Szm745

We tested the whole genome of 20 HeLa-CCL2 cells. As control, 10 normal human leukocytes from the blood of a healthy volunteer were also sequenced. Add 3 volumes of red blood cell lysis buffer (RBC Lysis Buffer, CWBiotech) to the blood sample and put the sample on ice for 15 minutes. Then centrifuged the sample at 1200 rpm for 5 minutes to removed supernatant and add 1.0 ml DPBS (1X Dulbecco’s Phosphate Buffered Saline, without calcium and magnesium, Corning) to resuspend the leukocytes. Single cells were captured by mouth pipette under the stereomicroscope (Nikon SZM745). The single-cell DNA amplification was followed by the MALBAC technique developed by Xie’s laboratory [14 (link)]. After amplification, six genomic loci were checked in the samples by qPCR before generating library to make sure the DNA was well presented as quality control (QC). We picked the sample with over two detectable loci to generate library. The sequencing depth for a single cell was 0.3X (about 1G per cell).

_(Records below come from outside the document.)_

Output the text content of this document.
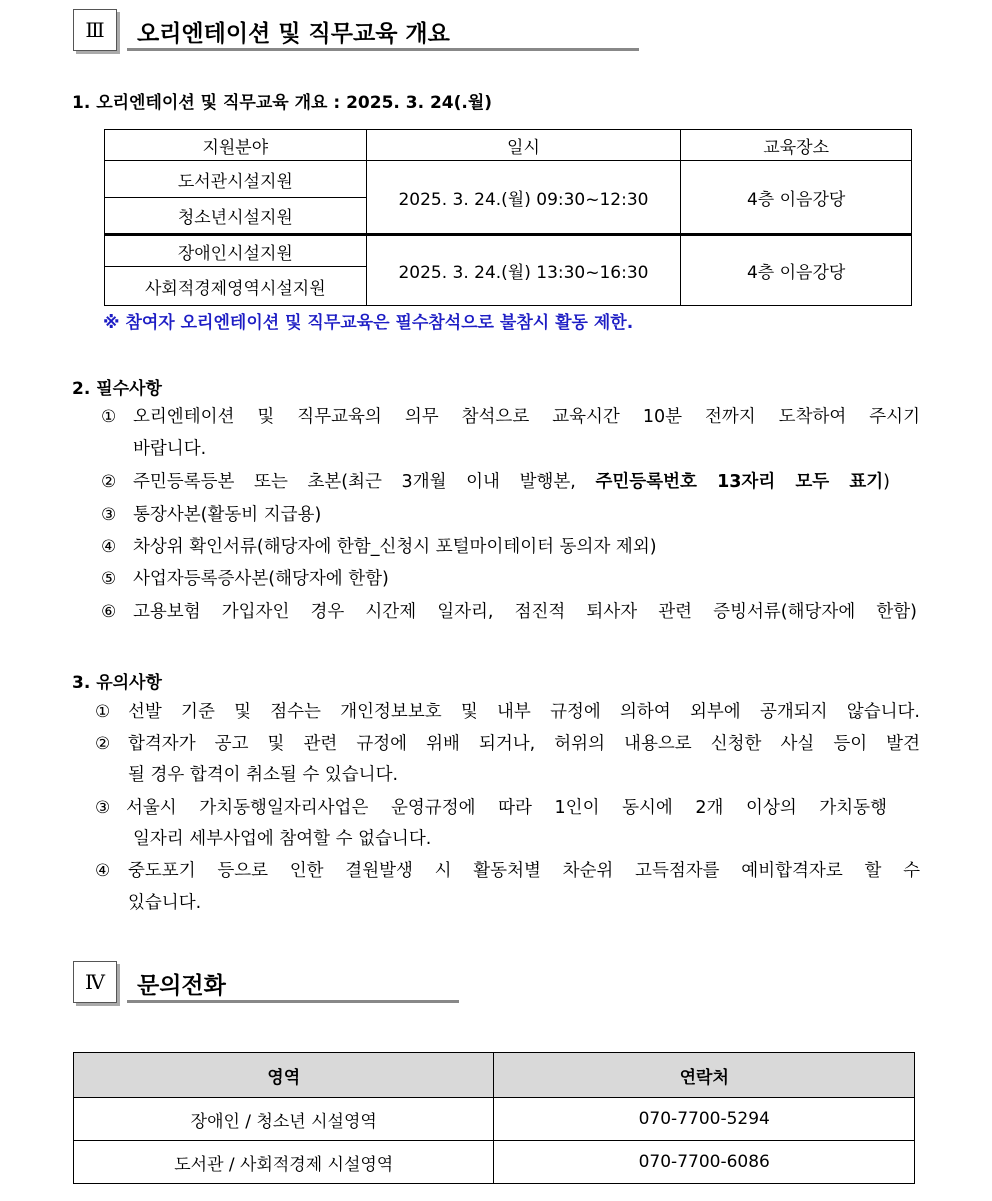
Ⅲ	오리엔테이션 및 직무교육 개요
1. 오리엔테이션 및 직무교육 개요 : 2025. 3. 24(.월)
지원분야	일시	교육장소
도서관시설지원	2025. 3. 24.(월) 09:30~12:30	4층 이음강당
청소년시설지원		
장애인시설지원	2025. 3. 24.(월) 13:30~16:30	4층 이음강당
사회적경제영역시설지원		
※ 참여자 오리엔테이션 및 직무교육은 필수참석으로 불참시 활동 제한.
2. 필수사항
① 오리엔테이션 및 직무교육의 의무 참석으로 교육시간 10분 전까지 도착하여 주시기
바랍니다.
② 주민등록등본 또는 초본(최근 3개월 이내 발행본, 주민등록번호 13자리 모두 표기)
③ 통장사본(활동비 지급용)
④ 차상위 확인서류(해당자에 한함_신청시 포털마이테이터 동의자 제외)
⑤ 사업자등록증사본(해당자에 한함)
⑥ 고용보험 가입자인 경우 시간제 일자리, 점진적 퇴사자 관련 증빙서류(해당자에 한함)
3. 유의사항
① 선발 기준 및 점수는 개인정보보호 및 내부 규정에 의하여 외부에 공개되지 않습니다.
② 합격자가 공고 및 관련 규정에 위배 되거나, 허위의 내용으로 신청한 사실 등이 발견
될 경우 합격이 취소될 수 있습니다.
③ 서울시 가치동행일자리사업은 운영규정에 따라 1인이 동시에 2개 이상의 가치동행
일자리 세부사업에 참여할 수 없습니다.
④ 중도포기 등으로 인한 결원발생 시 활동처별 차순위 고득점자를 예비합격자로 할 수
있습니다.
Ⅳ	문의전화
영역	연락처
장애인 / 청소년 시설영역	070-7700-5294
도서관 / 사회적경제 시설영역	070-7700-6086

We randomly chose 720 HeLa-CCL2 cells (288 from the 9^th passage, 288 from the 14^th passage and 144 from the 20^th passage) in this work on an Illumina HiSeq 4000 platform (sequenced by Novogene, China) for 150 bp paired-end sequencing. The protocol was totally followed Tang’s modification on SMART-Seq2 [21 (link)]. Single cells were captured by mouth pipette under the stereomicroscope (Nikon SZM745) and followed by the protocol [21 (link)]. Every cell was assigned with 250 M raw data on average.